2. Jordan Taylor (Vikings)
A tall, rangy receiver that excels at the catch-point on 50-50 targets since his years as Rice's primary option, Taylor demonstrated similar skill with the Broncos. The Vikings acquire Taylor as a free agent this year, and he's earning opportunities as the third option in three-receiver sets.
Taylor offers more potential for separation than what Minnesota has seen from Laquon Treadwell and his size and speed would allow the Vikings to use him outside and move Stefon Diggs or Adam Thielen inside for matchup advantages that Chad Beebe cannot. If Taylor delivers with greater reliability, it will afford Minnesota greater offensive flexibility with formations and personnel that opponents will honor.
The upside for Taylor is his ability as an outside presence if Diggs or Thielen get hurt. He's a long shot for meaningful production, but Kirk Cousins is a points-producer at the position and Taylor has enough experience to deliver if called upon.
1. Reggie White Jr (Giants)
According to one of the New York Giants' longest-tenured scouts who spoke with a source of mine at the Rookie Scouting Portfolio, White is the best prospect he's ever seen at Monmouth—including Chris Hogan and Miles Austin. White earned a Depth of Talent Score on par with a rotational starter in the 2019 Rookie Scouting Portfolio.
White's athletic ability, physical dimensions, and style of play remind me a lot of another favorite prospect of year's past—Marvin Jones. He excels at the catch point thanks to his hand-eye coordination and flexible body type.
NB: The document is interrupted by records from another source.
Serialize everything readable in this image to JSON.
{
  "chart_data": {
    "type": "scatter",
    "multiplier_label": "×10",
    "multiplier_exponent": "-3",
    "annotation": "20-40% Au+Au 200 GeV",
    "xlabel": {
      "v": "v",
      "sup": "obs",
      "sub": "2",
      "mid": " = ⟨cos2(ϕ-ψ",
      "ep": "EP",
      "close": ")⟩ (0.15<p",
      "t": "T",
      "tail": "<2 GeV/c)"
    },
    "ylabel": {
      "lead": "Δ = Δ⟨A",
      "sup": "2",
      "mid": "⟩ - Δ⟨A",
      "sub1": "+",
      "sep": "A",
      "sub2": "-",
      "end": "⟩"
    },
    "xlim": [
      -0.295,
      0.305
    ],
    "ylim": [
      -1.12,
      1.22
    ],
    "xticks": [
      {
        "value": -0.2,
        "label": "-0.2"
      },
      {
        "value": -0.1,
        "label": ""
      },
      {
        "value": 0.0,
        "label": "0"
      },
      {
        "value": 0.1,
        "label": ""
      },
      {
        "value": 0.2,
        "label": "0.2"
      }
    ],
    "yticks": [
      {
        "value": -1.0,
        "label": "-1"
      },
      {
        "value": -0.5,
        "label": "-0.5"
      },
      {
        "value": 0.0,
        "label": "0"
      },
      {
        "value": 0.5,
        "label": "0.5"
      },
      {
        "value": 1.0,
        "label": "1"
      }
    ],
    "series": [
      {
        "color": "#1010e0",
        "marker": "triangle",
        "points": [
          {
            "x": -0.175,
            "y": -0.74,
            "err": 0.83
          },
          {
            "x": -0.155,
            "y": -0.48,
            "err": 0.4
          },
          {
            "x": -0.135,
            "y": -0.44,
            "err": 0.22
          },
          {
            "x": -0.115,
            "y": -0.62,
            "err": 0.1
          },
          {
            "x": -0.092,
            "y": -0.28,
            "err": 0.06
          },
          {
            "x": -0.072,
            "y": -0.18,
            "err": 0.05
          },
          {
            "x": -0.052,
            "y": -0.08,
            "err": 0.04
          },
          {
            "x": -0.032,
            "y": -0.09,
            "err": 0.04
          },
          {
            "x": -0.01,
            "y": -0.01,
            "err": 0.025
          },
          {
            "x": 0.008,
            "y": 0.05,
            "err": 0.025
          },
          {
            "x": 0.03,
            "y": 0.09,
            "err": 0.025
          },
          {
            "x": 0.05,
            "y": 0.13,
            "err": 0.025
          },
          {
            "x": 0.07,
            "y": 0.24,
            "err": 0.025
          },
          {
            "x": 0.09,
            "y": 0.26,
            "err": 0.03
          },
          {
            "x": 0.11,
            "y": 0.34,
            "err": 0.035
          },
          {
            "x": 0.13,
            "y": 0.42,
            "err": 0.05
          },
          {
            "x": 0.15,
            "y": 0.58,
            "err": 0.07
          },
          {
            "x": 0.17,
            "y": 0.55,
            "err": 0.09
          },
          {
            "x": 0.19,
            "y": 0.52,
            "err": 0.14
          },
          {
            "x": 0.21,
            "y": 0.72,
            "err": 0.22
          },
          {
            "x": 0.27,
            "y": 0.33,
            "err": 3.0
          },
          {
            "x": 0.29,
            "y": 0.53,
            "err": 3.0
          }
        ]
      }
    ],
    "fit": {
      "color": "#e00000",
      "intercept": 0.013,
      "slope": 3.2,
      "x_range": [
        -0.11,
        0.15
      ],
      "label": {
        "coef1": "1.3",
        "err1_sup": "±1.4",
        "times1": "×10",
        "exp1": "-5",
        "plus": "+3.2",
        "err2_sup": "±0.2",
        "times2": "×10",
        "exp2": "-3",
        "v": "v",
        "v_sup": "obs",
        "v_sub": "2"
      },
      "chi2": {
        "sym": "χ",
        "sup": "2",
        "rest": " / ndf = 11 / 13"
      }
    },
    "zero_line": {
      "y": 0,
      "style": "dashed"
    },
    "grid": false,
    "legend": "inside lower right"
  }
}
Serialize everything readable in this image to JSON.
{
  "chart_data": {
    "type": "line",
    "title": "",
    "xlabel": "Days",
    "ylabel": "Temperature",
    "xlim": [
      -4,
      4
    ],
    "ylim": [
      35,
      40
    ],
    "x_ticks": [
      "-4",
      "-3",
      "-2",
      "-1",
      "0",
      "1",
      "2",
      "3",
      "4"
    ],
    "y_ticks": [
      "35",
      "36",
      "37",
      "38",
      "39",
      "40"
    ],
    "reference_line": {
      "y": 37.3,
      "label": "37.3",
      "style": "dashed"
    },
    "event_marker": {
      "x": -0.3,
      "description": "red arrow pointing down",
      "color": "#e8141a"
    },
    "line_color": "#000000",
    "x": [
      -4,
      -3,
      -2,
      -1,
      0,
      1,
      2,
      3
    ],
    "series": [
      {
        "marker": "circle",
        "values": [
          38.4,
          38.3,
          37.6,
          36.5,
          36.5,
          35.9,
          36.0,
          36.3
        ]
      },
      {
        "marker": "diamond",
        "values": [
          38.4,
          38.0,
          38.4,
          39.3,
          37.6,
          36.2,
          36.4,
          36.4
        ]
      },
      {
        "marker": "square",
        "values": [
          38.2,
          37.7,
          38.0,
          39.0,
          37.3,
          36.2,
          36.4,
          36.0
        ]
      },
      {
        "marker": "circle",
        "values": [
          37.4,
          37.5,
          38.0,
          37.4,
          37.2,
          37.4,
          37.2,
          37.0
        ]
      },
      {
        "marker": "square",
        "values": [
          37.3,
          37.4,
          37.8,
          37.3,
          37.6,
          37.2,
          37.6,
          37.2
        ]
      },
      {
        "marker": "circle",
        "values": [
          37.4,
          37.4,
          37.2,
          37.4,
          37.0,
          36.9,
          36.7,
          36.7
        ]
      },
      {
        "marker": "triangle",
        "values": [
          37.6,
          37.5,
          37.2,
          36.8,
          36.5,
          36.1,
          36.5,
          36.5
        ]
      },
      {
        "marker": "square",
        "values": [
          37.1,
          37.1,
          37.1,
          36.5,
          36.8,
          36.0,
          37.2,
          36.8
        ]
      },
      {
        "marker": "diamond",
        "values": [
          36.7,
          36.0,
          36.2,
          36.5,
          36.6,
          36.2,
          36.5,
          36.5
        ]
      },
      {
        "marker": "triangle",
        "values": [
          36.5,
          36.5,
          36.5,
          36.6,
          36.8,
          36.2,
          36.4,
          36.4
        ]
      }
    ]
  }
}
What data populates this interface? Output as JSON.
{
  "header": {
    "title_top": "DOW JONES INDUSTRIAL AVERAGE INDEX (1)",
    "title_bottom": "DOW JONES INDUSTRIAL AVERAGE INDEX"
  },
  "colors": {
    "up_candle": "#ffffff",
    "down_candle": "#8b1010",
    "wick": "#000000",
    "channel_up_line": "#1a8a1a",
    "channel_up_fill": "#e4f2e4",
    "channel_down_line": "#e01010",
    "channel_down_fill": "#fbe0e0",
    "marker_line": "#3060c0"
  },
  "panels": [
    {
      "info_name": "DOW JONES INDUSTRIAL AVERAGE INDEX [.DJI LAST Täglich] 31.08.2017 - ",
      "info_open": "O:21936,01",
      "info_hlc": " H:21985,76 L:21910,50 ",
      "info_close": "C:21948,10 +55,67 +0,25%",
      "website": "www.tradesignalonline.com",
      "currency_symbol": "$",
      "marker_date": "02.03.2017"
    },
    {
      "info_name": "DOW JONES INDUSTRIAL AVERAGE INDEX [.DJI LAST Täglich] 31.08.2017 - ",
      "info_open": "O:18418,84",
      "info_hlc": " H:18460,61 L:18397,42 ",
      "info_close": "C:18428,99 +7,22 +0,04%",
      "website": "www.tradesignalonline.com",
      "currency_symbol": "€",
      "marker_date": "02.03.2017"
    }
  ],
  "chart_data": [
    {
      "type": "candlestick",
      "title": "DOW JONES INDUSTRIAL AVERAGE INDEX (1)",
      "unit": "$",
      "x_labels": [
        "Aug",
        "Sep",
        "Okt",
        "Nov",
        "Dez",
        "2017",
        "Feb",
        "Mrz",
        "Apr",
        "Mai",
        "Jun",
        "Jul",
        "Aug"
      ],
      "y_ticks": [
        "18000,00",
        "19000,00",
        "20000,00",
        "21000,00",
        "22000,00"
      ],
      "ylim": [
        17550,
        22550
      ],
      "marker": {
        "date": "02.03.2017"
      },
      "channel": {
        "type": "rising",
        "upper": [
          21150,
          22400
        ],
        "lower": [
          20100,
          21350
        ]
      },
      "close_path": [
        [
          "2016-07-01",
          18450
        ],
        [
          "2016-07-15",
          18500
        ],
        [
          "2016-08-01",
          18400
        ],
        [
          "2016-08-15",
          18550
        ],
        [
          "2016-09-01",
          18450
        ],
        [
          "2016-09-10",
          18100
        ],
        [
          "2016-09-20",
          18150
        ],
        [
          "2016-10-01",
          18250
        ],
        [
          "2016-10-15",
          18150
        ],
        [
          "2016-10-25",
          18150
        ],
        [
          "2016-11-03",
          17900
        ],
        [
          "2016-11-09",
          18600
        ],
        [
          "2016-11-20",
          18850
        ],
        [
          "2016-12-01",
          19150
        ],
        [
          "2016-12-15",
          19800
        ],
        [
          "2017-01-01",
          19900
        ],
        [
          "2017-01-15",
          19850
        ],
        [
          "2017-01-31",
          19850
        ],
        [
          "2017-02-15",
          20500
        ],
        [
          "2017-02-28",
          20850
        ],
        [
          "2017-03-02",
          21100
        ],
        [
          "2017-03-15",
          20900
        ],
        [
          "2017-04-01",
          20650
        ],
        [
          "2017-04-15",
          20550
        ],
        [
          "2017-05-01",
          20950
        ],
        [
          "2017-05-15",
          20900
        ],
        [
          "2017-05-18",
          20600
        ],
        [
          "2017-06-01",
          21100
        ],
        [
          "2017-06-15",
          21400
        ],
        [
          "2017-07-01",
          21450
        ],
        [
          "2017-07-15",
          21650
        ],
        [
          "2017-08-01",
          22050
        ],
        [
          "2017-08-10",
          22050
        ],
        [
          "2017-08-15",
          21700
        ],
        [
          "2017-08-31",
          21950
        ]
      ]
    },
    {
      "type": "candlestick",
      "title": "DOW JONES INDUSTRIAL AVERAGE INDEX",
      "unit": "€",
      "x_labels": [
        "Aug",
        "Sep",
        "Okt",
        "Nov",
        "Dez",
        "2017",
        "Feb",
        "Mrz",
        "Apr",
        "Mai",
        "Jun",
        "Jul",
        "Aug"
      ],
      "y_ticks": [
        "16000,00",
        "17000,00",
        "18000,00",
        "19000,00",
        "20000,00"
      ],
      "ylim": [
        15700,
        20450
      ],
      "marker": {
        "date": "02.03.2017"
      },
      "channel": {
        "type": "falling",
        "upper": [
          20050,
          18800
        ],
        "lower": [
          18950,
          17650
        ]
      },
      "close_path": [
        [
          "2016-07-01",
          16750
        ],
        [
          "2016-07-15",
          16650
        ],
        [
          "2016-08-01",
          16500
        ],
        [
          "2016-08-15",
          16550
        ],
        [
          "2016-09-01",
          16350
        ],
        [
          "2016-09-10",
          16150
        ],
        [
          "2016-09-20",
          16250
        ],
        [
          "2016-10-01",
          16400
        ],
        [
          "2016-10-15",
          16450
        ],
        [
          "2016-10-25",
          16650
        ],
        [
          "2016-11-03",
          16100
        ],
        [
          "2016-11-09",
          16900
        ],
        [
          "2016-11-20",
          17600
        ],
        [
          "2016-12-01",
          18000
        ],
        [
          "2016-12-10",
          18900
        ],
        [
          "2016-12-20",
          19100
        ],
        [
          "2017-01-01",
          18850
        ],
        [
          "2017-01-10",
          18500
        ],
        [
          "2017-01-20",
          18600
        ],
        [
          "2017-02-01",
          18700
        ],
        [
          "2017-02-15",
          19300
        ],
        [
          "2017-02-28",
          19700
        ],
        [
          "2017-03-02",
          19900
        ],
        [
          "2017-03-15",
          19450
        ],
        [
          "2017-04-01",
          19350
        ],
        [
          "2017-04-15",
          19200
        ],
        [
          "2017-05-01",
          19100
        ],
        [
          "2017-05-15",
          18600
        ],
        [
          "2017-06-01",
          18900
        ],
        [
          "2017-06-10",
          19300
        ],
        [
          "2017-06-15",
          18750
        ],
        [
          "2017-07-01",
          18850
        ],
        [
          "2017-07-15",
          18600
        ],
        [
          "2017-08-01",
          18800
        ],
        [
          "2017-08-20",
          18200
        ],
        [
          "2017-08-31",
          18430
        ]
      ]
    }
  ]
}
He also plays with a suddenness at the line that he can build on as a strength while acclimating to the NFL.
There's an opening for a receiver to take over Odell Beckham's role. Cody Latimer and Corey Coleman must prove that they are more than athletic reserves who lack the reliable professionalism to elevate their games to a starter tier of production. Darius Slayton is a great athlete with an inconsistent game.
There's a good chance that White, who was given Beckham's jersey number, earns a spot on the roster. Physically, he's the closest match to Beckham on this team. The Giants' scout said he wanted to see White show the killer instinct in pivotal moments to "take over."
If White can do so, he might shock the league with his ascent. It's a big if, but we're here at Footballguys to pinpoint where these signs of extreme fantasy value might be and inform you where to watch on wait.
White and these seven receivers qualify.